A popular browser extension called Urban VPN Proxy, available for users of Google’s Chrome browser, has been discovered secretly sniffing out and harvesting confidential AI conversation data of millions of users across sites such as ChatGPT, Claude, Copilot, Gemini, Grok, Meta AI, and Perplexity.
The browser extension, known for providing users with a safe and private manner of accessing any blocked website through a virtual private network, was recently upgraded in July of 2025 and has an added function enabling it to fish out all conversation data between users and AI chat bot systems by injecting specific JavaScript code into these sites.
By overriding browser network APIs, the extension is able to collect prompts, responses, conversation IDs, timestamps, session metadata, and the particular AI model in use. The extension's developer, Urban Cyber Security Inc., which also owns BiScience, a company well-known for gathering and profiting from user browsing data, then sends the collected data to remote servers under their control.
The privacy policy of Urban VPN, which was last updated in June 2025, confesses to collecting AI queries and responses for the purposes of "Safe Browsing" and marketing analysis, asserting that any personal data is anonymized and pooled. However, BiScience shares raw, non-anonymized browsing data with business partners, using it for commercial insights and advertising.
Despite the extension offering an “AI protection” feature that warns users about sharing personal information, the data harvesting occurs regardless of whether this feature is enabled, raising concerns about transparency and user consent.The extension and three other similar ones—1ClickVPN Proxy, Urban Browser Guard, and Urban Ad Blocker—all published by Urban Cyber Security Inc., collectively have over eight million installations.

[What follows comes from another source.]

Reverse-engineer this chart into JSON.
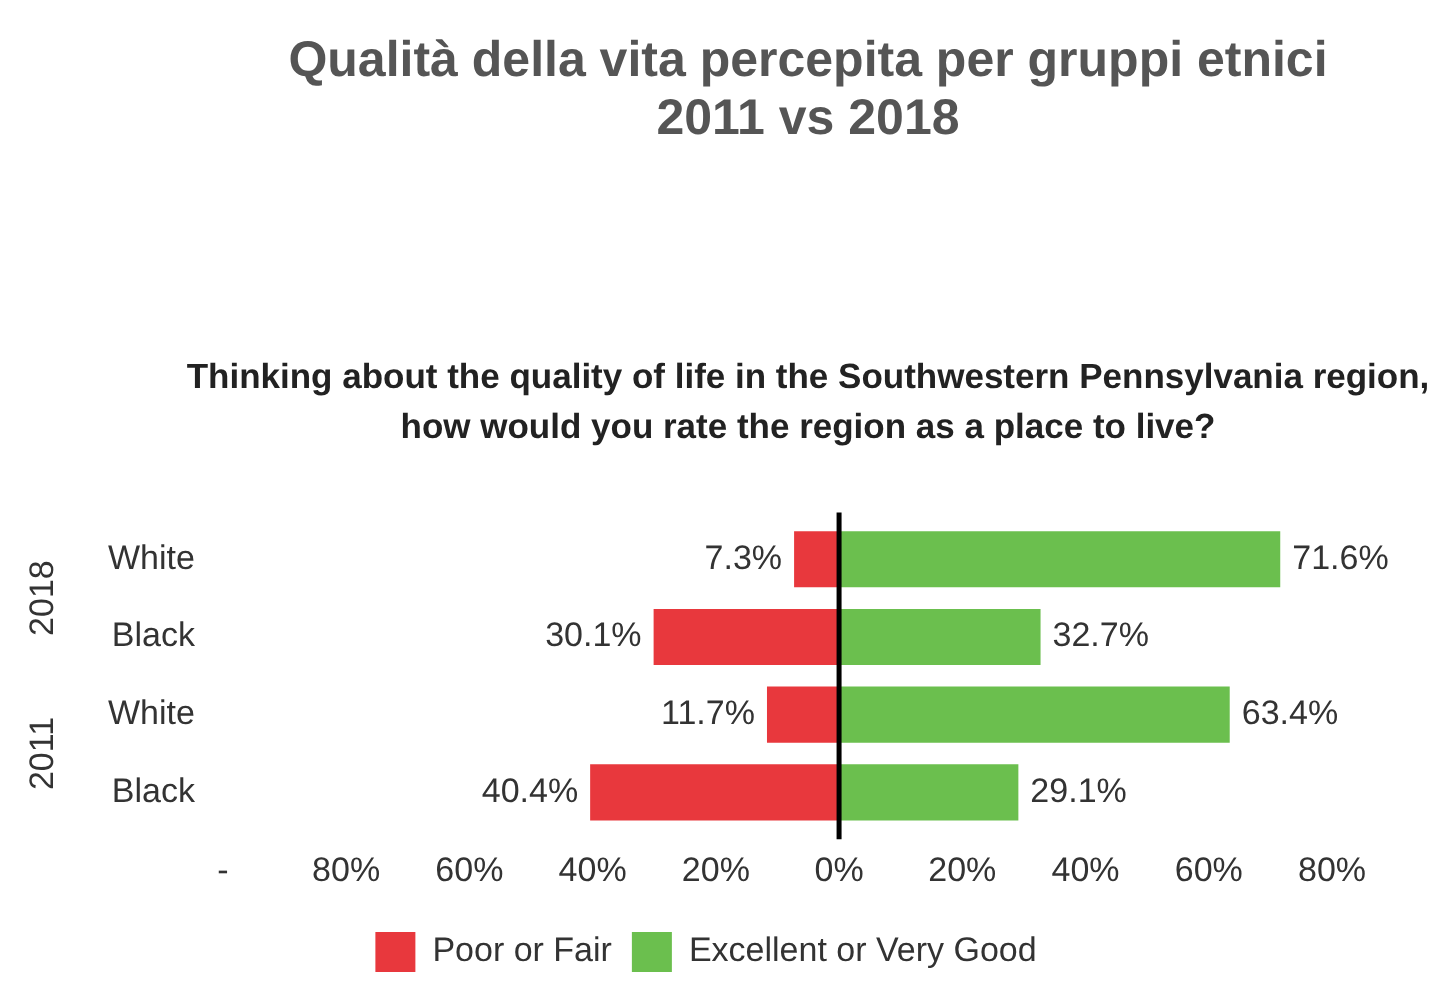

Notably, these extensions bear the “Featured” badge on Chrome and Edge marketplaces, which is intended to signal high quality and adherence to best practices. This badge may mislead users into trusting the extensions, underlining the risk of data misuse through seemingly legitimate channels.
Koi Security’s research highlights how extension marketplaces’ trust signals can be abused to collect sensitive data at scale, particularly as users increasingly share personal details and emotions with AI chatbots. The researcher calls attention to the vulnerability of user data, even with privacy-focused tools, and underscores the need for vigilance and stricter oversight on data collection practices by browser extensions.